Kurama laughed, the pain subsiding with every moment that passed. Hiei leapt from the window to the courtyard below. Kurama followed and together they walked to the main gate. The other half of their team arrived with Botan moments later.
“What’s going on?” Yusuke asked. “Where’s Ali?”
Botan’s face fell as she realized Kurama and Hiei were on their own. “Oh no.”
“She gave me the slip,” Kurama admitted. “I caught her trying to run away, tried to convince her to stay, but she knocked me out before taking off.”
Kuwabara laughed. “You’re joking, right? That little girl took you out?”
Hiei rolled his eyes. “Told you,” he muttered.
“I’m serious. And she’s in trouble, we need to go after her.”

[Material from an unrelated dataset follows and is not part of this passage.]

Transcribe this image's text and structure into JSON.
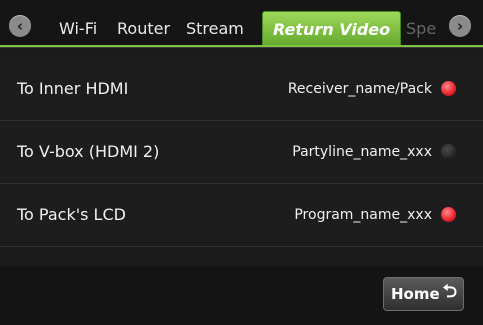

“I’ll return to Koenma,” Botan cried.
A sudden wind blew in from the west. It was arid, even for late summer, and carried with it the scent of blood. Kuwabara cursed as it blew his hair backwards and Yusuke gritted his teeth against the gust. “That doesn’t feel normal,” he said.
As suddenly as it whipped up, it ceased. “We need to hurry,” Kurama announced.
“Why? What’s going on?” Kuwabara shouted.
“Fool, couldn’t you sense it?” Hiei barked. “There is a swarm of demons out there and I’m willing to bet they aren’t here sight-seeing.”
Yusuke turned to Botan. “Go, let Koenma know we’re on it!” She nodded, wiping the tears from her eyes as she took to the sky on her oar. “Hiei go on ahead, we’ll be right behind you.”
Hiei nodded. He was faster than the rest of them, he could at least get started. “I’ll try to leave you some to play with,” he smirked, not waiting for the cocky reply as he took off. The blood on the wind hadn’t been hers, he told himself. She wasn’t dead yet.